Slowly they moved inside the buildings of the Sanctuary; they could not do otherwise. In every corridor, at intervals three foot broad and long, Redeemers hung by their necks from the roof into which single hooks had been set in concrete. In every room. In every office. Every alcove. Every chapel. In the six great churches there must have been a thousand each on a dozen different levels, as silent as the decorations suspended from the tree of mortality on the Day of the Dead. The order came to halt and the Laconics and their Penitent guide headed into the recesses of the Sanctuary, hampered at every step by the bodies they set swinging back and forth as they made their way to the ghetto and Vague Henri.
Against the strongest advice to stay out of the Sanctuary until it had been thoroughly searched (‘It’s obvious, sir, they’ll hide and wait for you to come.’) Cale arrived, wide-eyed with bleak astonishment. They were right but he could not bear to wait and, closely surrounded by Penitents (what were they thinking?), he moved into the old spaces now bizarrely transformed into a priestly abattoir. How oddly his soul reacted to being back again. It was not like returning to a former home because he realized that something about what Sister Wray had said was right: he had been here in the past, he was here now, he would always be here.

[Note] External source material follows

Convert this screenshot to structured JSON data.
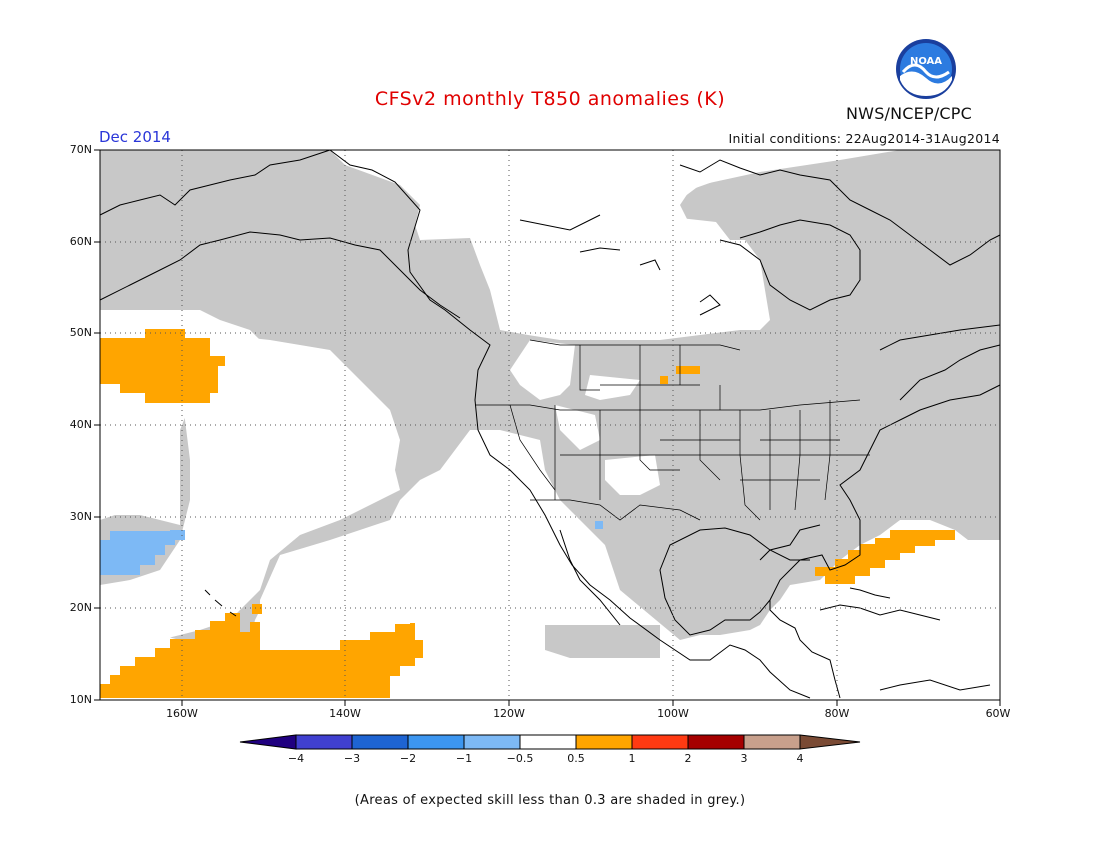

The Penitents kept him in an ambulacrum where they’d cleared a space of hanged Redeemers and where he was out of everyone’s line of sight. Within a few minutes they brought him a boy that one of the New Model Army had found hiding in a box.

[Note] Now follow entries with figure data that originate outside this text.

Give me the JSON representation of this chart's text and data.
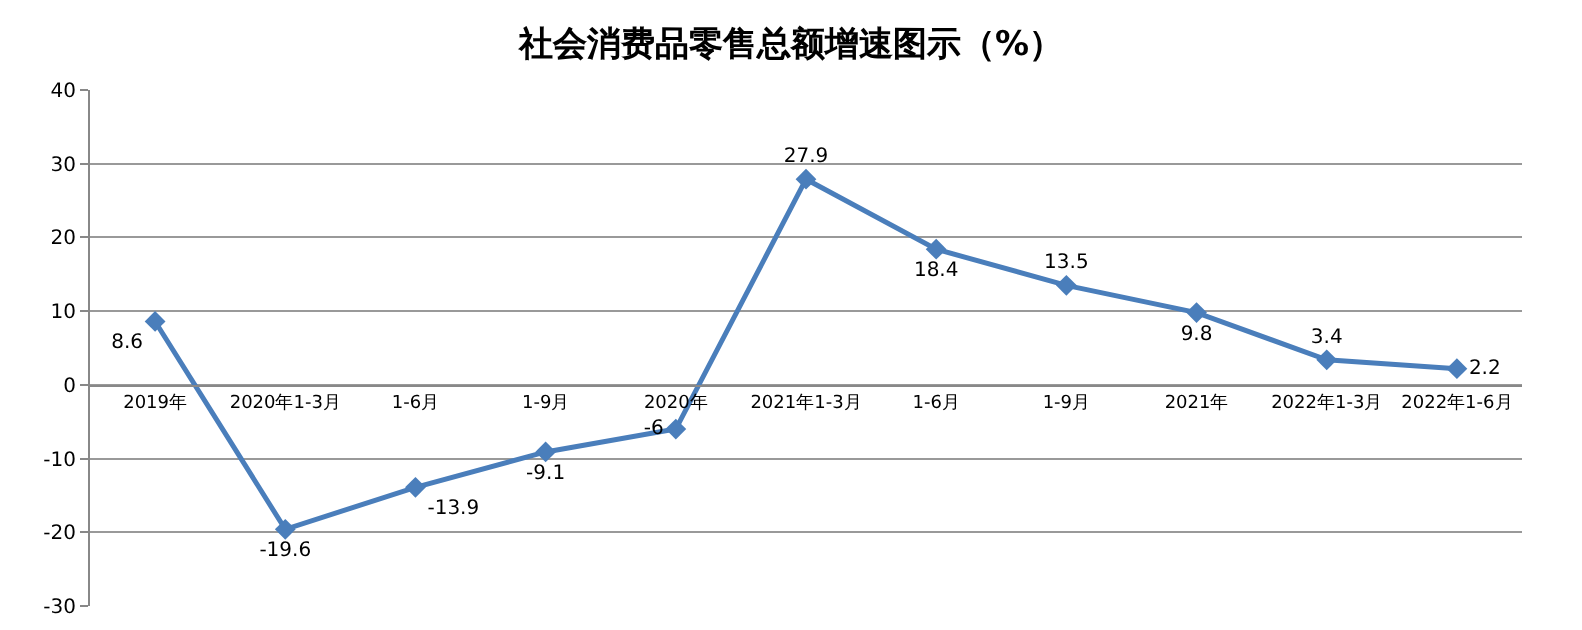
{
  "chart_data": {
    "type": "line",
    "title": "社会消费品零售总额增速图示（%）",
    "categories": [
      "2019年",
      "2020年1-3月",
      "1-6月",
      "1-9月",
      "2020年",
      "2021年1-3月",
      "1-6月",
      "1-9月",
      "2021年",
      "2022年1-3月",
      "2022年1-6月"
    ],
    "series": [
      {
        "color": "#4a7ebb",
        "values": [
          8.6,
          -19.6,
          -13.9,
          -9.1,
          -6,
          27.9,
          18.4,
          13.5,
          9.8,
          3.4,
          2.2
        ]
      }
    ],
    "ylim": [
      -30,
      40
    ],
    "yticks": [
      -30,
      -20,
      -10,
      0,
      10,
      20,
      30,
      40
    ],
    "grid": "y",
    "marker": "diamond",
    "line_style": "solid",
    "data_labels": true
  }
}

‘He means a confessional, sir,’ said a Penitent.
‘What are you?’ asked Cale.
‘An acolyte, sir.’
‘So was I. You’re all right, don’t worry. No one’s going to hurt you. What happened here?’
It was understandably garbled stuff but simple enough. Bosco had addressed five hundred of his closest followers and announced that, because of Thomas Cale’s treachery, he had decided to remove the faithful from the earth and never to think of mankind again. As a reward for their fidelity they were to be permitted to join God in eternal bliss by the same means as the Redeemer himself.
‘All of them went along with this?’
‘Not all, sir. But the Pope created a group of counsellors to assist all those who needed spiritual support.’
‘But not you.’
‘I was afraid.’
‘You’ll be safe now.’ Cale turned to one of the staff sergeants of the New Model Army. ‘Get him away from here. Get him some new clothes and get my cook to feed him. Make sure he’s safe. Why, for God’s sake, isn’t there any news about Henri?’ He sent two more of his Penitents. Five minutes later, when he had decided to go himself, dangerous as it was, Fanshawe turned up looking uneasy.